Although computers can’t recognize objects, they can recognize a picture’s colour make up. IBM also uses colour to create storyboards for videos using Cue Video. Any time the computer detects a change in scene, it creates a key frame. End users can click on a frame and watch that portion of the video. This will make it easier for companies to use multimedia tools for distance learning.
“We are making video much more interactive and browsable,” Petkovic said. “In other words, we are creating something like a knowledge database or a training course by digesting and indexing videos and related materials automatically. And that would make video [manipulation] much more feasible…on the Web.”
Cue Video breaks each video frame into three by three squares and then takes a colour signature of each square by counting which colours appear. Then it compares one frame to another.
“The problem with that is you will miss some gradual changes to the video,” Petkovic said. To counter this, IBM created algorithms that can detect fades and dissolves. Using IBM’s speech recognition technology, Via Voice, Cue Video also creates an index of keywords.
“To get a full transcript is still very hard because of the slight errors that speech recognition makes. But you can extract a lot of keywords,” Dragutin said.
Viewers can listen to everything in a training video on a given topic by doing a keyword search. They can also click on a PowerPoint slide and view the part of the video in which the slide is used.
Dragon Systems Inc. in Newton, Mass., is trying to tackle a similar type of problem with Audiomining which is designed for recording and browsing conversations in call centres.
“The problem that happens with this kind of data is that it becomes impossible to find your way around it. When you have a large database of phone calls that you’ve recorded, you get a huge database that becomes quickly useless,” said David Wald, a senior technology advisor at Dragon.

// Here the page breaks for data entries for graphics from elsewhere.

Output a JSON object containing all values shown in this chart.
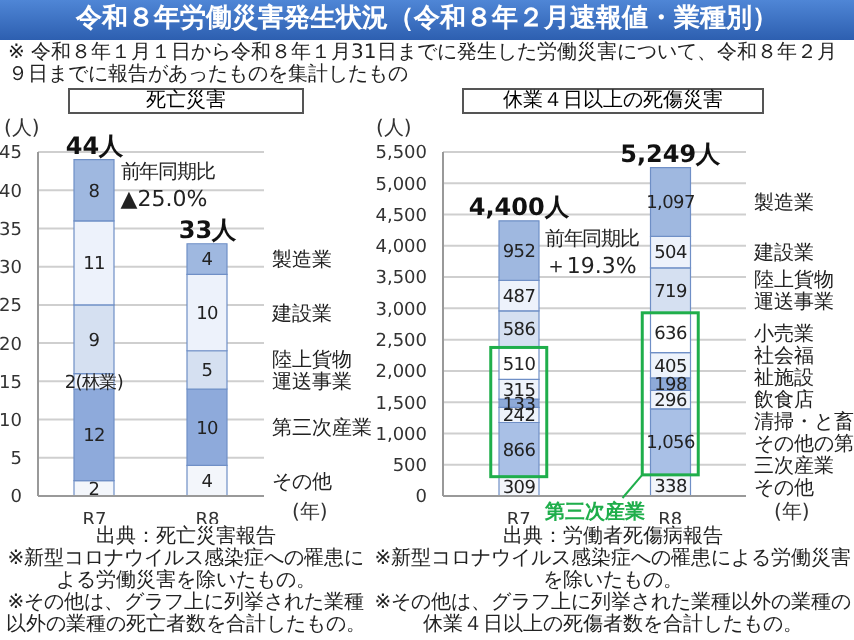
{
  "chart_data": [
    {
      "type": "other",
      "title": "令和８年労働災害発生状況（令和８年２月速報値・業種別）",
      "subtitle": "※ 令和８年１月１日から令和８年１月31日までに発生した労働災害について、令和８年２月９日までに報告があったものを集計したもの"
    },
    {
      "type": "bar",
      "title": "死亡災害",
      "ylabel": "(人)",
      "xlabel": "(年)",
      "categories": [
        "R7",
        "R8"
      ],
      "stacked": true,
      "data_labels": true,
      "grid": "y",
      "ylim": [
        0,
        45
      ],
      "yticks": [
        0,
        5,
        10,
        15,
        20,
        25,
        30,
        35,
        40,
        45
      ],
      "totals": [
        "44人",
        "33人"
      ],
      "series": [
        {
          "name": "その他",
          "color": "#f3f6fb",
          "values": [
            2,
            4
          ]
        },
        {
          "name": "第三次産業",
          "color": "#8eaadb",
          "values": [
            12,
            10
          ]
        },
        {
          "color": "#eef3fb",
          "values": [
            2,
            null
          ],
          "value_labels": [
            "2(林業)",
            null
          ]
        },
        {
          "name": "陸上貨物運送事業",
          "color": "#d5e0f1",
          "values": [
            9,
            5
          ]
        },
        {
          "name": "建設業",
          "color": "#edf2fb",
          "values": [
            11,
            10
          ]
        },
        {
          "name": "製造業",
          "color": "#9fb8e0",
          "values": [
            8,
            4
          ]
        }
      ],
      "annotations": [
        "前年同期比",
        "▲25.0%",
        "出典：死亡災害報告",
        "※新型コロナウイルス感染症への罹患による労働災害を除いたもの。",
        "※その他は、グラフ上に列挙された業種以外の業種の死亡者数を合計したもの。"
      ]
    },
    {
      "type": "bar",
      "title": "休業４日以上の死傷災害",
      "ylabel": "(人)",
      "xlabel": "(年)",
      "categories": [
        "R7",
        "R8"
      ],
      "stacked": true,
      "data_labels": true,
      "grid": "y",
      "ylim": [
        0,
        5500
      ],
      "yticks": [
        0,
        500,
        {
          "value": 1000,
          "label": "1,000"
        },
        {
          "value": 1500,
          "label": "1,500"
        },
        {
          "value": 2000,
          "label": "2,000"
        },
        {
          "value": 2500,
          "label": "2,500"
        },
        {
          "value": 3000,
          "label": "3,000"
        },
        {
          "value": 3500,
          "label": "3,500"
        },
        {
          "value": 4000,
          "label": "4,000"
        },
        {
          "value": 4500,
          "label": "4,500"
        },
        {
          "value": 5000,
          "label": "5,000"
        },
        {
          "value": 5500,
          "label": "5,500"
        }
      ],
      "totals": [
        "4,400人",
        "5,249人"
      ],
      "series": [
        {
          "name": "その他",
          "color": "#f3f6fb",
          "values": [
            309,
            338
          ]
        },
        {
          "name": "その他の第三次産業",
          "color": "#a9c0e6",
          "values": [
            866,
            1056
          ],
          "value_labels": [
            "866",
            "1,056"
          ]
        },
        {
          "name": "清掃・と畜",
          "color": "#eef3fb",
          "values": [
            242,
            296
          ]
        },
        {
          "name": "飲食店",
          "color": "#8eaad8",
          "values": [
            133,
            198
          ]
        },
        {
          "name": "社会福祉施設",
          "color": "#eef3fb",
          "values": [
            315,
            405
          ]
        },
        {
          "name": "小売業",
          "color": "#ffffff",
          "values": [
            510,
            636
          ]
        },
        {
          "name": "陸上貨物運送事業",
          "color": "#d5e0f1",
          "values": [
            586,
            719
          ]
        },
        {
          "name": "建設業",
          "color": "#edf2fb",
          "values": [
            487,
            504
          ]
        },
        {
          "name": "製造業",
          "color": "#9fb8e0",
          "values": [
            952,
            1097
          ],
          "value_labels": [
            "952",
            "1,097"
          ]
        }
      ],
      "annotations": [
        "前年同期比",
        "＋19.3%",
        "出典：労働者死傷病報告",
        "※新型コロナウイルス感染症への罹患による労働災害を除いたもの。",
        "※その他は、グラフ上に列挙された業種以外の業種の休業４日以上の死傷者数を合計したもの。",
        "第三次産業"
      ]
    }
  ]
}
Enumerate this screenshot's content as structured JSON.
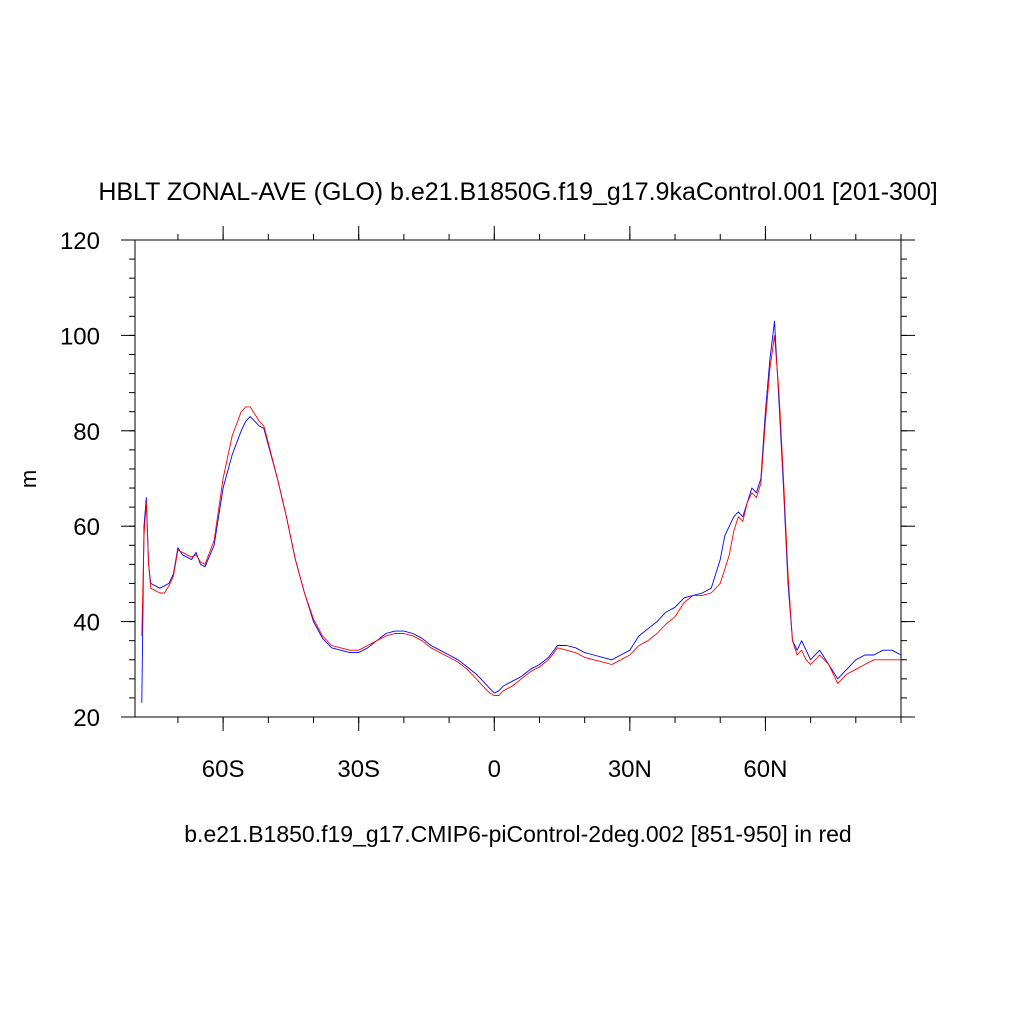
{
  "chart_data": {
    "type": "line",
    "title": "HBLT ZONAL-AVE (GLO) b.e21.B1850G.f19_g17.9kaControl.001 [201-300]",
    "xlabel": "b.e21.B1850.f19_g17.CMIP6-piControl-2deg.002 [851-950] in red",
    "ylabel": "m",
    "xlim": [
      -79.5,
      90
    ],
    "ylim": [
      20,
      120
    ],
    "grid": false,
    "legend": "none",
    "x_ticks": [
      {
        "value": -60,
        "label": "60S"
      },
      {
        "value": -30,
        "label": "30S"
      },
      {
        "value": 0,
        "label": "0"
      },
      {
        "value": 30,
        "label": "30N"
      },
      {
        "value": 60,
        "label": "60N"
      }
    ],
    "y_ticks": [
      {
        "value": 20,
        "label": "20"
      },
      {
        "value": 40,
        "label": "40"
      },
      {
        "value": 60,
        "label": "60"
      },
      {
        "value": 80,
        "label": "80"
      },
      {
        "value": 100,
        "label": "100"
      },
      {
        "value": 120,
        "label": "120"
      }
    ],
    "series": [
      {
        "color": "#0000ff",
        "x": [
          -78,
          -77.5,
          -77,
          -76.5,
          -76,
          -75,
          -74,
          -73,
          -72,
          -71,
          -70,
          -69,
          -68,
          -67,
          -66,
          -65,
          -64,
          -62,
          -60,
          -58,
          -56,
          -55,
          -54,
          -53,
          -52,
          -51,
          -50,
          -48,
          -46,
          -44,
          -42,
          -40,
          -38,
          -36,
          -34,
          -32,
          -30,
          -28,
          -26,
          -24,
          -22,
          -20,
          -18,
          -16,
          -14,
          -12,
          -10,
          -8,
          -6,
          -4,
          -2,
          -1,
          0,
          1,
          2,
          4,
          6,
          8,
          10,
          12,
          14,
          16,
          18,
          20,
          22,
          24,
          26,
          28,
          30,
          32,
          34,
          36,
          38,
          40,
          42,
          44,
          46,
          48,
          50,
          51,
          52,
          53,
          54,
          55,
          56,
          57,
          58,
          59,
          60,
          61,
          62,
          63,
          64,
          65,
          66,
          67,
          68,
          69,
          70,
          72,
          74,
          76,
          78,
          80,
          82,
          84,
          86,
          88,
          90
        ],
        "y": [
          23,
          60,
          66,
          52,
          48,
          47.5,
          47,
          47.5,
          48,
          50,
          55.5,
          54,
          53.5,
          53,
          54.5,
          52,
          51.5,
          56,
          68,
          75,
          80,
          82,
          83,
          82,
          81,
          80.5,
          77,
          70,
          62,
          53,
          46,
          40,
          36.5,
          34.5,
          34,
          33.5,
          33.5,
          34.5,
          36,
          37.5,
          38,
          38,
          37.5,
          36.5,
          35,
          34,
          33,
          32,
          30.5,
          29,
          27,
          26,
          25,
          25.5,
          26.5,
          27.5,
          28.5,
          30,
          31,
          32.5,
          35,
          35,
          34.5,
          33.5,
          33,
          32.5,
          32,
          33,
          34,
          37,
          38.5,
          40,
          42,
          43,
          45,
          45.5,
          46,
          47,
          53,
          58,
          60,
          62,
          63,
          62,
          65,
          68,
          67,
          70,
          84,
          95,
          103,
          86,
          68,
          48,
          36,
          34,
          36,
          34,
          32,
          34,
          31,
          28,
          30,
          32,
          33,
          33,
          34,
          34,
          33
        ]
      },
      {
        "color": "#ff0000",
        "x": [
          -78,
          -77.5,
          -77,
          -76.5,
          -76,
          -75,
          -74,
          -73,
          -72,
          -71,
          -70,
          -69,
          -68,
          -67,
          -66,
          -65,
          -64,
          -62,
          -60,
          -58,
          -56,
          -55,
          -54,
          -53,
          -52,
          -51,
          -50,
          -48,
          -46,
          -44,
          -42,
          -40,
          -38,
          -36,
          -34,
          -32,
          -30,
          -28,
          -26,
          -24,
          -22,
          -20,
          -18,
          -16,
          -14,
          -12,
          -10,
          -8,
          -6,
          -4,
          -2,
          -1,
          0,
          1,
          2,
          4,
          6,
          8,
          10,
          12,
          14,
          16,
          18,
          20,
          22,
          24,
          26,
          28,
          30,
          32,
          34,
          36,
          38,
          40,
          42,
          44,
          46,
          48,
          50,
          51,
          52,
          53,
          54,
          55,
          56,
          57,
          58,
          59,
          60,
          61,
          62,
          63,
          64,
          65,
          66,
          67,
          68,
          69,
          70,
          72,
          74,
          76,
          78,
          80,
          82,
          84,
          86,
          88,
          90
        ],
        "y": [
          37,
          58,
          65,
          52,
          47,
          46.5,
          46,
          46,
          47.5,
          49.5,
          55,
          54.5,
          54,
          53.5,
          54,
          52.5,
          52,
          57,
          70,
          79,
          84,
          85,
          85,
          83.5,
          82,
          81,
          77.5,
          70,
          62,
          53,
          46,
          40.5,
          37,
          35,
          34.5,
          34,
          34,
          35,
          36,
          37,
          37.5,
          37.5,
          37,
          36,
          34.5,
          33.5,
          32.5,
          31.5,
          30,
          28,
          26,
          25,
          24.5,
          24.5,
          25.5,
          26.5,
          28,
          29.5,
          30.5,
          32,
          34.5,
          34,
          33.5,
          32.5,
          32,
          31.5,
          31,
          32,
          33,
          35,
          36,
          37.5,
          39.5,
          41,
          44,
          45.5,
          45.5,
          46,
          48,
          51,
          54,
          59,
          62,
          61,
          65,
          67,
          66,
          69,
          82,
          93,
          100,
          88,
          70,
          50,
          36,
          33,
          34,
          32,
          31,
          33,
          31,
          27,
          29,
          30,
          31,
          32,
          32,
          32,
          32
        ]
      }
    ]
  }
}
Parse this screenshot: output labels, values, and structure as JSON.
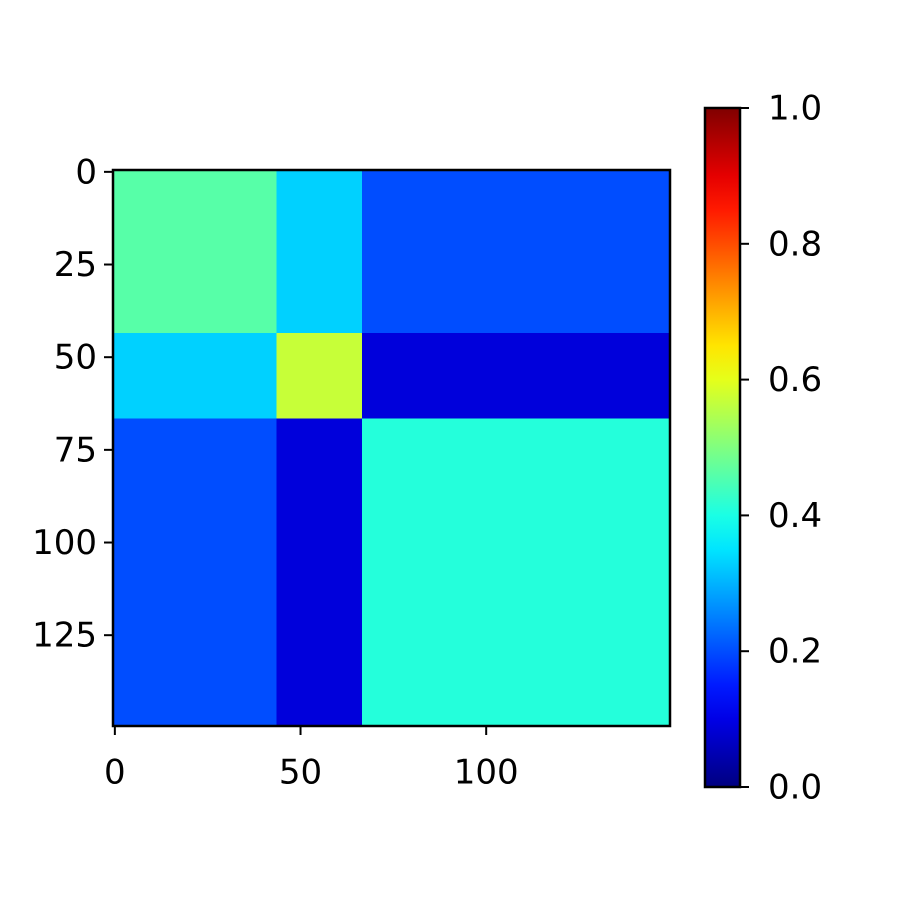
{
  "chart_data": {
    "type": "heatmap",
    "colormap": "jet",
    "x_edges": [
      -0.5,
      43.5,
      66.5,
      149.5
    ],
    "y_edges": [
      -0.5,
      43.5,
      66.5,
      149.5
    ],
    "values": [
      [
        0.46,
        0.33,
        0.2
      ],
      [
        0.33,
        0.57,
        0.09
      ],
      [
        0.2,
        0.09,
        0.41
      ]
    ],
    "xlim": [
      -0.5,
      149.5
    ],
    "ylim": [
      149.5,
      -0.5
    ],
    "xticks": [
      0,
      50,
      100
    ],
    "yticks": [
      0,
      25,
      50,
      75,
      100,
      125
    ],
    "clim": [
      0,
      1
    ],
    "cticks": [
      {
        "value": 0,
        "label": "0.0"
      },
      0.2,
      0.4,
      0.6,
      0.8,
      {
        "value": 1,
        "label": "1.0"
      }
    ]
  }
}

Phone calls can be recorded, indexed and then mined for information, Wald said. “If you have the indexes for all the calls, then you have a large database which you can start gathering statistics on. You can see which percentage mentioned a certain problem, what sorts of words come together a lot,” he said. “That’s where you get more into conventional data mining but on a kind of data that you couldn’t do data mining before.”